BLUE (1993) BY DEREK JARMAN
Words by Yooko Peters
Photography by Emma Sywyj
November 2024
Without looking out of the window one can see the way of heaven. The further one goes the less one knows, ignorance is for everyone else. I choose the binder and the gayest shirt I own—blue with velvet white pattern sprawled across a button up. Blue protects white from innocence. Blue drags black with it. Blue is darkness made visible. My hair is too long—I give a name and don’t mention insurance, ensuring I come back in one piece. One more step for God to take, He is unaware of Blue standing in the corner. I’m disordered and respected while my name is thrown in and out of my hands, my body observed without sensitivity even though I’ve laid my shirt down and given my life to be here. She* is well-developed and overweight, behavior cooperative while I’m told I have no choice but to wait and understand. We have always been mistreated, so if anyone gives us the slightest sympathy we overreact with our thanks. I float to the car and look for a coffee shop that costs four hours and my name to take me back home. My shirt carries sterilized air of people with serious problems—at work, at the cinema, on marches and beaches, in churches on their knees, running, flying, silent or shouting protest. While I wonder which bathroom-spatula to take. I call one more time to hear the deliverance that dances with the card she* was given, for Blue there are no boundaries or solutions.
October 2025
I've played this scenario back and forth each hour of the day for the last six years.
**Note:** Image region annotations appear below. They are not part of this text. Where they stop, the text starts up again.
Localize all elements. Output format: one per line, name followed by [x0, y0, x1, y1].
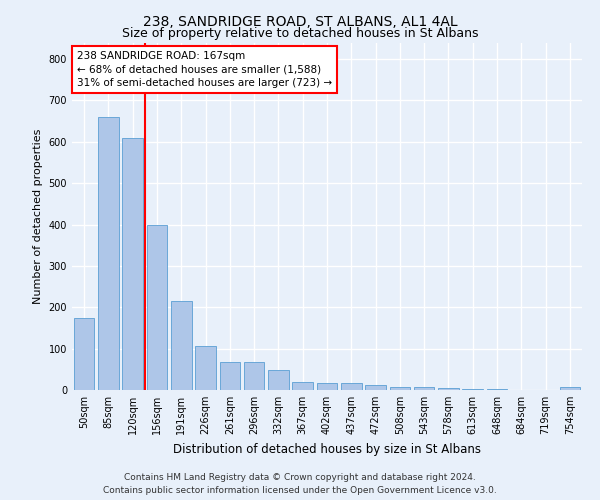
- Bar: [98, 117, 119, 390]
- Bar: [389, 386, 410, 390]
- X-axis label: Distribution of detached houses by size in St Albans: Distribution of detached houses by size …: [173, 442, 481, 456]
- Text: 238 SANDRIDGE ROAD: 167sqm
← 68% of detached houses are smaller (1,588)
31% of s: 238 SANDRIDGE ROAD: 167sqm ← 68% of deta…: [77, 51, 332, 88]
- Bar: [438, 388, 459, 390]
- Text: 238, SANDRIDGE ROAD, ST ALBANS, AL1 4AL: 238, SANDRIDGE ROAD, ST ALBANS, AL1 4AL: [143, 15, 457, 29]
- Bar: [195, 346, 216, 390]
- Bar: [560, 387, 580, 390]
- Bar: [122, 138, 143, 390]
- Bar: [146, 224, 167, 390]
- Bar: [463, 389, 483, 390]
- Y-axis label: Number of detached properties: Number of detached properties: [33, 128, 43, 304]
- Bar: [268, 370, 289, 390]
- Text: Contains HM Land Registry data © Crown copyright and database right 2024.
Contai: Contains HM Land Registry data © Crown c…: [103, 474, 497, 495]
- Bar: [171, 301, 191, 390]
- Bar: [74, 318, 94, 390]
- Text: Size of property relative to detached houses in St Albans: Size of property relative to detached ho…: [122, 28, 478, 40]
- Bar: [365, 384, 386, 390]
- Bar: [244, 362, 265, 390]
- Bar: [220, 362, 240, 390]
- Bar: [292, 382, 313, 390]
- Bar: [414, 386, 434, 390]
- Bar: [317, 382, 337, 390]
- Bar: [341, 382, 362, 390]
- Bar: [487, 389, 508, 390]
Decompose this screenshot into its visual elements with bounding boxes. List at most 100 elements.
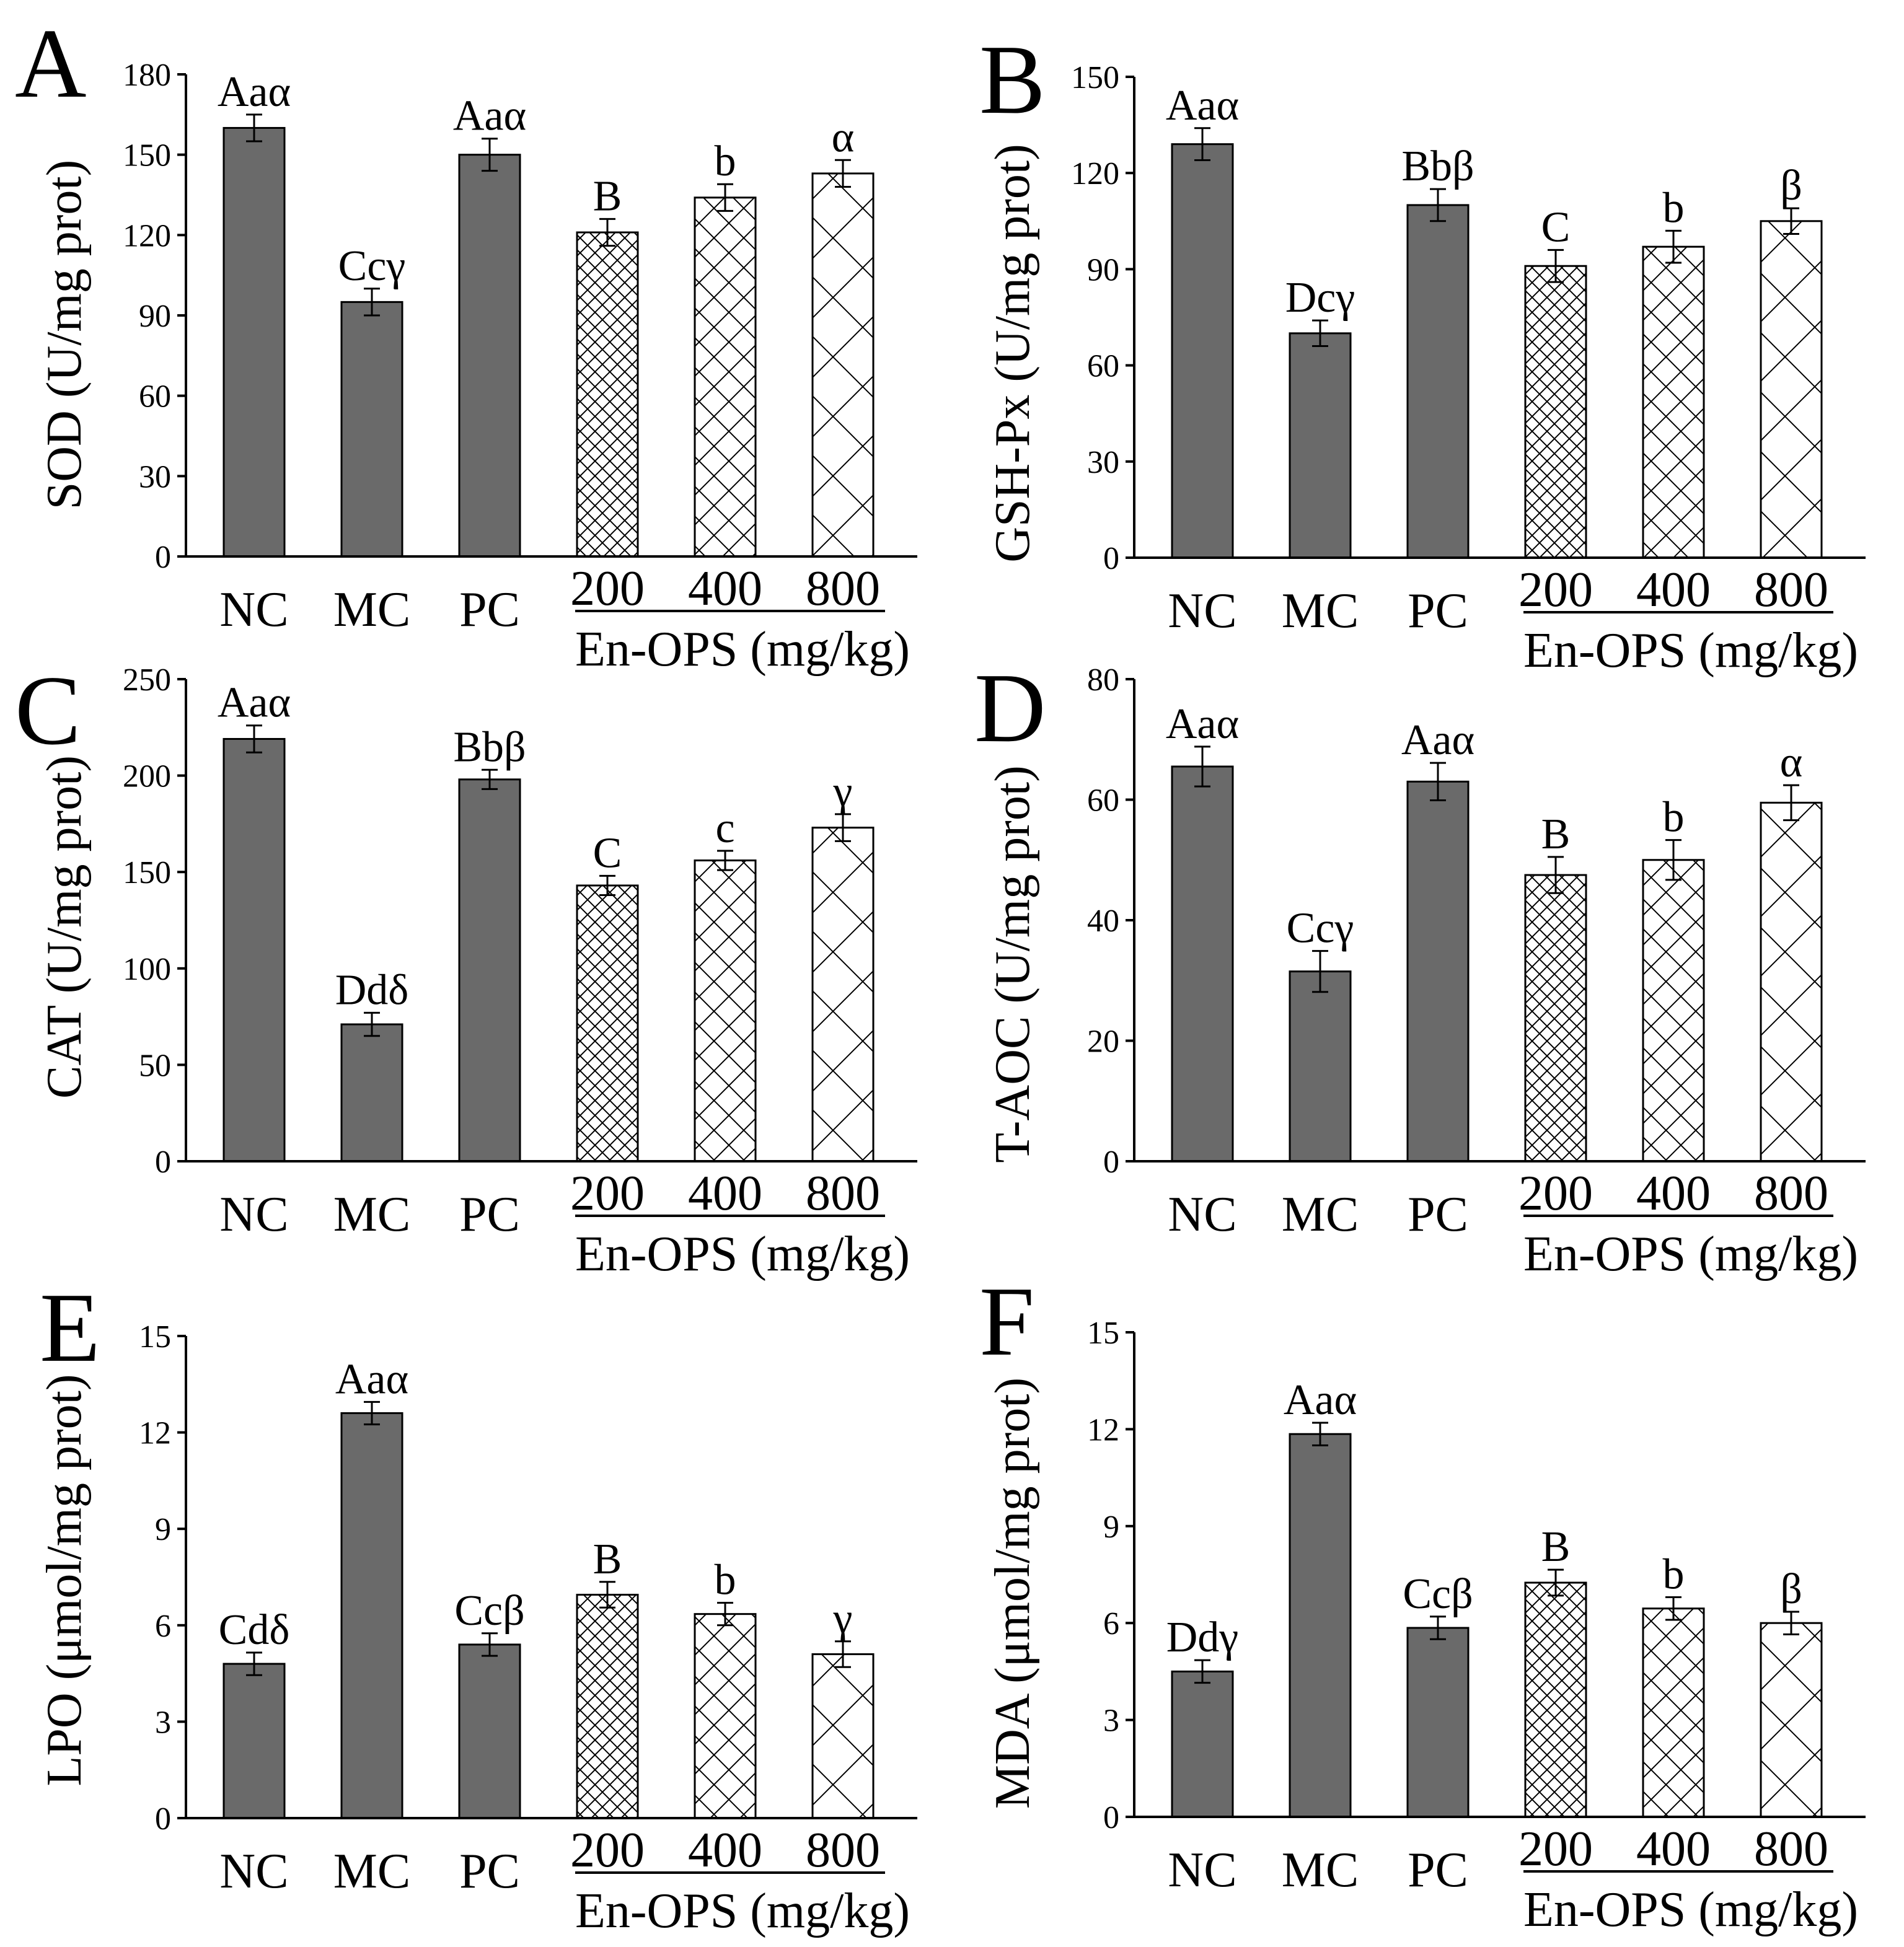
panel-letter: B	[979, 24, 1046, 134]
significance-label: c	[715, 804, 734, 852]
y-tick-label: 0	[1103, 1145, 1119, 1180]
bar-400	[694, 859, 757, 1162]
error-bar	[1312, 950, 1328, 993]
panel-letter: A	[15, 8, 87, 118]
y-tick-label: 60	[139, 379, 171, 415]
error-bar	[482, 768, 498, 790]
significance-label: Aaα	[1401, 716, 1474, 764]
panel-d: D Aaα NC Ccγ MC Aaα PC B 200 b 400 α 800 0 20 40 60 80 T-A…	[974, 653, 1866, 1281]
panel-b: B Aaα NC Dcγ MC Bbβ PC C 200 b 400 β 800 0 30 60 90 120 15…	[979, 24, 1866, 678]
y-tick-label: 250	[123, 662, 171, 698]
panel-letter: D	[974, 653, 1046, 763]
y-tick-label: 0	[155, 1801, 171, 1837]
y-tick-label: 90	[1087, 252, 1119, 288]
bar-nc	[1171, 143, 1234, 559]
group-label: En-OPS (mg/kg)	[1523, 1227, 1858, 1281]
x-tick-label: 400	[688, 1166, 762, 1221]
y-axis-label: T-AOC (U/mg prot)	[985, 765, 1040, 1162]
significance-label: α	[832, 113, 855, 161]
x-tick-label: 200	[570, 1166, 645, 1221]
y-tick-label: 40	[1087, 903, 1119, 939]
bar-400	[1642, 859, 1705, 1162]
error-bar	[1548, 856, 1564, 894]
significance-label: Aaα	[1166, 700, 1239, 748]
x-tick-label: 400	[688, 561, 762, 616]
bar-200	[576, 1594, 639, 1819]
bar-mc	[340, 301, 403, 558]
x-tick-label: PC	[1408, 1187, 1468, 1242]
significance-label: C	[593, 829, 622, 877]
significance-label: Dcγ	[1285, 274, 1355, 322]
y-tick-label: 0	[1103, 541, 1119, 576]
significance-label: Ccγ	[338, 242, 406, 290]
error-bar	[1312, 1422, 1328, 1446]
y-tick-label: 12	[139, 1416, 171, 1451]
x-tick-label: 800	[806, 1166, 880, 1221]
x-tick-label: MC	[1282, 1843, 1359, 1897]
x-tick-label: NC	[219, 1187, 288, 1242]
significance-label: Ddδ	[335, 966, 409, 1014]
y-tick-label: 6	[1103, 1606, 1119, 1642]
x-tick-label: 800	[1754, 563, 1828, 617]
x-tick-label: 200	[1518, 1166, 1593, 1221]
error-bar	[835, 159, 851, 188]
bar-pc	[1406, 1627, 1470, 1818]
group-label: En-OPS (mg/kg)	[575, 622, 910, 677]
error-bar	[599, 218, 615, 247]
error-bar	[1194, 745, 1210, 788]
y-axis-label: LPO (μmol/mg prot)	[37, 1374, 92, 1786]
group-label: En-OPS (mg/kg)	[1523, 623, 1858, 678]
y-tick-label: 3	[155, 1705, 171, 1740]
bar-800	[1760, 220, 1823, 559]
y-tick-label: 120	[1071, 156, 1119, 191]
bar-800	[811, 172, 875, 558]
panel-e: E Cdδ NC Aaα MC Ccβ PC B 200 b 400 γ 800 0 3 6 9 12 15 LPO …	[37, 1272, 917, 1938]
bar-200	[576, 231, 639, 558]
y-tick-label: 180	[123, 58, 171, 93]
y-tick-label: 3	[1103, 1703, 1119, 1739]
group-label: En-OPS (mg/kg)	[1523, 1883, 1858, 1937]
x-tick-label: 800	[1754, 1822, 1828, 1876]
bar-mc	[340, 1023, 403, 1162]
significance-label: Bbβ	[1401, 143, 1474, 190]
error-bar	[1312, 319, 1328, 348]
y-axis-label: MDA (μmol/mg prot)	[985, 1378, 1040, 1809]
error-bar	[364, 288, 380, 317]
error-bar	[482, 1632, 498, 1657]
significance-label: Aaα	[453, 92, 526, 140]
x-tick-label: NC	[219, 582, 288, 637]
y-tick-label: 15	[1087, 1316, 1119, 1351]
bar-mc	[1289, 1433, 1352, 1818]
significance-label: Ccβ	[1403, 1570, 1473, 1618]
x-tick-label: 400	[1636, 563, 1711, 617]
significance-label: Cdδ	[219, 1606, 290, 1654]
x-tick-label: MC	[333, 582, 411, 637]
error-bar	[364, 1400, 380, 1426]
x-tick-label: 200	[570, 561, 645, 616]
error-bar	[717, 850, 733, 871]
error-bar	[1430, 1615, 1446, 1640]
y-tick-label: 30	[1087, 445, 1119, 480]
error-bar	[482, 138, 498, 172]
error-bar	[1430, 188, 1446, 222]
error-bar	[717, 1601, 733, 1627]
group-label: En-OPS (mg/kg)	[575, 1227, 910, 1281]
significance-label: β	[1780, 162, 1802, 209]
bar-mc	[1289, 332, 1352, 559]
significance-label: Aaα	[1284, 1376, 1357, 1424]
x-tick-label: PC	[459, 582, 520, 637]
y-tick-label: 150	[123, 855, 171, 890]
error-bar	[835, 813, 851, 842]
error-bar	[1548, 1568, 1564, 1597]
y-axis-label: GSH-Px (U/mg prot)	[985, 144, 1040, 563]
bar-pc	[1406, 204, 1470, 559]
bar-800	[1760, 1622, 1823, 1818]
x-tick-label: MC	[1282, 584, 1359, 638]
significance-label: Ccγ	[1287, 905, 1354, 952]
bar-nc	[1171, 1670, 1234, 1818]
error-bar	[1194, 1659, 1210, 1684]
x-tick-label: MC	[333, 1844, 411, 1899]
significance-label: b	[1663, 184, 1685, 232]
bar-400	[1642, 245, 1705, 559]
x-tick-label: 400	[1636, 1822, 1711, 1876]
This month it was my man* birthday‐twelve months on T and over a year being out (mostly). The war rages across the newspapers and through the ruined streets I put an ofrenda for grandparents—two sides of ANceSToRs and a wagging candle. Three months post-op I slept over but I haven't worn a bra in weeks or had to close the ai-guitar-shirt in front of the mirror. A prison of the soul, your heredity, your education, your vices and aspirations, your qualities, your psychological world. I've changed my name, my age, and my gender to cross the world with the least weeks possible I have to shave my face back to front, and inside out every so often. I woke up at 5am with a 6am appointment 3 hours away—maybe 4— they told me not to bother showing up. There is a photo in the newspaper this morning of refugees leaving [ ]. They look out of time. I white-knuckled the wheel, laughed—my boobs fluttered, sterile rooms intensed, closeted and frightened by my sexuality, the saint of all who are at their wit's end. Like the hate crime I was consequenced for, the nightmare of shoes on inside. My sinewy hair flowing in waves around my body circles my vulgar chest—8 more months before surgery to have is not eternal—the fear that engenders the beginning the middle and the end.